OncoSec Medical Inc (ONCSQ)

[hschlauch]

Gene electrotransfer:

Genetic material (DNA) is trafficked to a cell nucleus after electroporation where the DNA is converted into RNA (transcription) and then the RNA is converted into, for example, functional proteins or molecules(translation). These proteins and molecules are the products that become EXPRESSED TO FUNCTION OUTSIDE THE CELL.

Electroporated genetic constructs of cytokines, antigens, toll-like receptors, antigen chaperones, co-stimulatory molecules, chemokines, and monoclonal antibodies can all go through this same "manufacturing" process.

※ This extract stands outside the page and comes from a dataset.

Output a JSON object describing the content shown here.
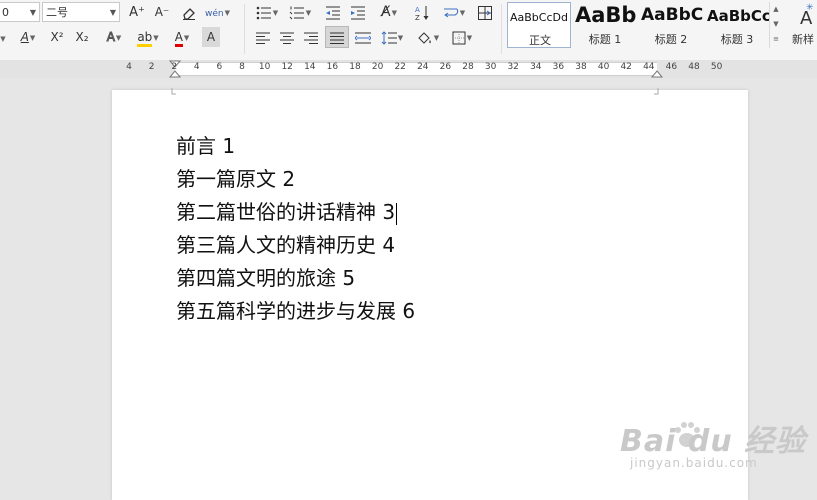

And yes, you can have tumor cells express the phenotypes for encoded monoclonal antibodies like anti-pd-1, anti-ctla-4, anti-tim-3, etc. Efficiency, robust and lasting expression, safety, and reliability are all reasons for electroporating monoclonal antibody-encoded DNA plasmids, ie checkpoint inhibitors, in tumors. This is where you find the antigen-specific tumor infiltrating lymphocytes (TIL)that up-regulate pd-1 on their cell surface in the presence of interferon gamma, owing to the IL-12. Guess what else then gets up-regulated? Yep, pdl1 on tumor cells. When you have both the pdl1 (ligands) on tumor cells and the pd-1 on antigen specific TIL up-regulated you get a stalemate. That is when you unleash the checkpoint inhibitors to allow the TIL to do their job of killing tumor cells.